Et il poursuit: » Durant la phase d’exploration, l’Etat octroie un crédit d’impôt pour investissement. Cette renégociation basé sur l’audit des clauses juridiques et économiques des contrats, vise uniquement à construire un partenariat solide et transparent avec les investisseurs sans compromettre les intérêts nationaux. »

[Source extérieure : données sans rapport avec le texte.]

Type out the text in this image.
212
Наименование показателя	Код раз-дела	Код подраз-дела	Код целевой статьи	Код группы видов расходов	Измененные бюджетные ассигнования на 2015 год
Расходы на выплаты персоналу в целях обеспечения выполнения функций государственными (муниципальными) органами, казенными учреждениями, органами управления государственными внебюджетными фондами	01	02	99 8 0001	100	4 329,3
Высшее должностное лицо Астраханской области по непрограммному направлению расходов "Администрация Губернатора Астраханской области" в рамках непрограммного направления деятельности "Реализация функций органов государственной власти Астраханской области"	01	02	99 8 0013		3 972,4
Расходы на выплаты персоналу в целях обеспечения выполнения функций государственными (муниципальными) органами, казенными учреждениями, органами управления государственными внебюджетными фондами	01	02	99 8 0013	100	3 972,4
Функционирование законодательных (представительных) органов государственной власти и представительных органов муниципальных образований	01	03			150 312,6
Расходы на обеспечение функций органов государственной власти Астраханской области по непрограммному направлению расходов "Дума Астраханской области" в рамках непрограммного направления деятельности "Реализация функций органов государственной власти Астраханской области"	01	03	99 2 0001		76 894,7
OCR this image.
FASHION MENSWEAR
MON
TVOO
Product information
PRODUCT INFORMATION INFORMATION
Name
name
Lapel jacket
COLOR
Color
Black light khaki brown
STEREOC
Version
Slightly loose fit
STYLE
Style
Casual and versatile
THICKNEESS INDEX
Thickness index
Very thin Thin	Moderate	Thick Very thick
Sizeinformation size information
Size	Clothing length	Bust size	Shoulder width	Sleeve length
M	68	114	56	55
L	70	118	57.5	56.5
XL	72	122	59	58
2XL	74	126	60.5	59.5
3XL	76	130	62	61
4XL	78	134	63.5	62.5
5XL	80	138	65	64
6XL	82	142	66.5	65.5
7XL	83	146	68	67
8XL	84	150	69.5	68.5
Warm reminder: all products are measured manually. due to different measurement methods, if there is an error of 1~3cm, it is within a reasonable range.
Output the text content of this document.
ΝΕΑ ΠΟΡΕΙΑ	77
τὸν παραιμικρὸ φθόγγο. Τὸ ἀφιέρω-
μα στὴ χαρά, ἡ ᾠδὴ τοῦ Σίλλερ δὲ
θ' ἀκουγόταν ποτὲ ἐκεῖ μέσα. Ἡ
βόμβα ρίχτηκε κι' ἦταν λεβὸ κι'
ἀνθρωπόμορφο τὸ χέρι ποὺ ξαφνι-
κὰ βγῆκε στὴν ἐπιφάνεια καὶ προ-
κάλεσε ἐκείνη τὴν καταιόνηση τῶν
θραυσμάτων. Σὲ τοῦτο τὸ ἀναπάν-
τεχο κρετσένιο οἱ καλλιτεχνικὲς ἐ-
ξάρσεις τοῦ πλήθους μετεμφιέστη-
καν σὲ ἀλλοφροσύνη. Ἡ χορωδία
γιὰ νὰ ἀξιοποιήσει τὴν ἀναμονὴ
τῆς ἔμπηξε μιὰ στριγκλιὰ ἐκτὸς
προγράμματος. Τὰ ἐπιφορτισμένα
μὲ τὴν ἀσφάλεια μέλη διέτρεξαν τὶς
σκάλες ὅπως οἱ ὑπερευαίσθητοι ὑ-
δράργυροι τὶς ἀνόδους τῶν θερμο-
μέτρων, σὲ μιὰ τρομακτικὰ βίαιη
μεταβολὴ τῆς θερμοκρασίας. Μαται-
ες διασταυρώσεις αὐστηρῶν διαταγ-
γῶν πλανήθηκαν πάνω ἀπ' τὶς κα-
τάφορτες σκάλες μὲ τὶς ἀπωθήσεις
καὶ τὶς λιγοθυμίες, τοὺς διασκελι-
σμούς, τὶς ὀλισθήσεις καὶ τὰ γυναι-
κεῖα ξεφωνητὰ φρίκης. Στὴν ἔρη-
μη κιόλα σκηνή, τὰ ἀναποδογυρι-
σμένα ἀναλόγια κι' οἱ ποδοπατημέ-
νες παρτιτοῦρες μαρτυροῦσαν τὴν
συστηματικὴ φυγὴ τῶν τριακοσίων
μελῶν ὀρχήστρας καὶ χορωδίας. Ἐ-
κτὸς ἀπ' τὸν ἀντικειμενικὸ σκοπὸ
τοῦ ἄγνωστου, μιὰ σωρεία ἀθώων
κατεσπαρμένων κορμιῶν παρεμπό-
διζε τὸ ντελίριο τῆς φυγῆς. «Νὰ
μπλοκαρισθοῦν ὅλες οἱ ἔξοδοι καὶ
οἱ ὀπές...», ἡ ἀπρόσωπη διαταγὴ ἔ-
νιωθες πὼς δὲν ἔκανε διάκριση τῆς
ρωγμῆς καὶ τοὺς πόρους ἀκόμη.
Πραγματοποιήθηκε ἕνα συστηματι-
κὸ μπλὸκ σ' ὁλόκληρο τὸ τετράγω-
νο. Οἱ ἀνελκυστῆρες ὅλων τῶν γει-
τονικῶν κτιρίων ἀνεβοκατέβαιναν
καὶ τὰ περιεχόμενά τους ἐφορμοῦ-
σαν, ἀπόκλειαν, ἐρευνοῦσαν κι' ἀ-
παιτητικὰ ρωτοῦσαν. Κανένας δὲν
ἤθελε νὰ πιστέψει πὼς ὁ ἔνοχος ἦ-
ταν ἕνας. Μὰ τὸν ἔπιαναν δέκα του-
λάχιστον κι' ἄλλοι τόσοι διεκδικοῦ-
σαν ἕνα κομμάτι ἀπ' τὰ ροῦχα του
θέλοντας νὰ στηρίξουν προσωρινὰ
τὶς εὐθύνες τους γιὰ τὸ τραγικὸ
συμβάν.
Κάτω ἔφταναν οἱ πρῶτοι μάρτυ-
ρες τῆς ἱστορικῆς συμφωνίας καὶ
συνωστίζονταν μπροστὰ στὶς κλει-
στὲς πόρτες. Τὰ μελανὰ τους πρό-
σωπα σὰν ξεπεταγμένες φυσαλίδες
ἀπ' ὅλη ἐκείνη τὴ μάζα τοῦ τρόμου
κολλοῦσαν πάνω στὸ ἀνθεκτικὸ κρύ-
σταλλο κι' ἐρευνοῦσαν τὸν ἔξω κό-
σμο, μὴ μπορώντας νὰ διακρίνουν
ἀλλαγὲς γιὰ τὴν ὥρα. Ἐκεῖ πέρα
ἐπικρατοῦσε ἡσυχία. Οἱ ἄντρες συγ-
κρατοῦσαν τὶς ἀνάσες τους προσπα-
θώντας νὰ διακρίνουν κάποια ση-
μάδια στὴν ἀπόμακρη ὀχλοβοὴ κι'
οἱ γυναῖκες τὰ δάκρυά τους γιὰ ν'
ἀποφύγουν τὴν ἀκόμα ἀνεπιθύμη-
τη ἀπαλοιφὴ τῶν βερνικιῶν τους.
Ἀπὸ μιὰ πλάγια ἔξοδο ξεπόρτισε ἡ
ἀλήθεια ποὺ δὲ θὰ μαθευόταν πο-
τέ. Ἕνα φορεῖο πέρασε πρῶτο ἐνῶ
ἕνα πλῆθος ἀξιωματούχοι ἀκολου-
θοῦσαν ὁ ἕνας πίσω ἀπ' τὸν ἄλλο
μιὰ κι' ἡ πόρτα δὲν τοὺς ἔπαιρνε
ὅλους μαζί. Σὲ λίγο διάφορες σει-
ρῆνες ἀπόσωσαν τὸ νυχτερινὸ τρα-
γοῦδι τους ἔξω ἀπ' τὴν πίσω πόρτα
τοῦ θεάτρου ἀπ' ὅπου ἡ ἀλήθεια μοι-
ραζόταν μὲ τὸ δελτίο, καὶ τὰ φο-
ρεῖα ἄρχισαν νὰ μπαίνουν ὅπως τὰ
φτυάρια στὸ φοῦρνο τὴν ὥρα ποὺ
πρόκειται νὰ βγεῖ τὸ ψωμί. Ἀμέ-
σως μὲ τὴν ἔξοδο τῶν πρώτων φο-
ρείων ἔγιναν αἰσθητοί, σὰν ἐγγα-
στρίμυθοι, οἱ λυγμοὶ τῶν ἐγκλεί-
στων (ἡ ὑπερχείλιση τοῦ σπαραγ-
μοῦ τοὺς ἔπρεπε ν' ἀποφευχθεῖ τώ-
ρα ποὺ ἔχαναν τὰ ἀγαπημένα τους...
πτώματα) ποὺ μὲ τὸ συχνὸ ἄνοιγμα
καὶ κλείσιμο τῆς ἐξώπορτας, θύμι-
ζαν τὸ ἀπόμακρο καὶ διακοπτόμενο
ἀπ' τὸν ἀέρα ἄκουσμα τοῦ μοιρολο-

Sur le front des finances publiques, l’économiste rappelle une vérité arithmétique simple mais essentielle : la réduction de la dette passe inévitablement par la maîtrise du déficit budgétaire. A travers l’exemple pédagogique d’un remboursement supérieur au nouvel emprunt, il explique que la dette ne peut reculer que si l’État réduit ses besoins de financement:
« Avec un déficit passé de 1 695 milliards à 1 246 milliards de FCFA, le Sénégal s’inscrit dans une trajectoire de réduction progressive, visant à passer de 5,3 % à l’objectif communautaire de 3 % », a-t-il noté. Pour le Dr Ba, cette discipline est le seul levier durable pour alléger le fardeau financier du pays à long terme.
Enfin, le Dr Babo Amadou Ba met en garde contre les dangers d’une restructuration de la dette, lui préférant une « gestion active ». Opter pour la restructuration reviendrait à placer le Sénégal en situation de défaut sélectif, entraînant un bannissement des marchés financiers et une perte de confiance du secteur bancaire local par effet de contagion.
De plus, une telle décision exposerait le pays aux méthodes agressives des «fonds vautours », à l’instar de l’expérience douloureuse de l’Argentine. Cest pourquoi le Sénégal mise sur la gestion active, une approche préventive et souveraine qui guide aujourd’hui la politique financière du gouvernement afin de garantir la stabilité économique de la nation.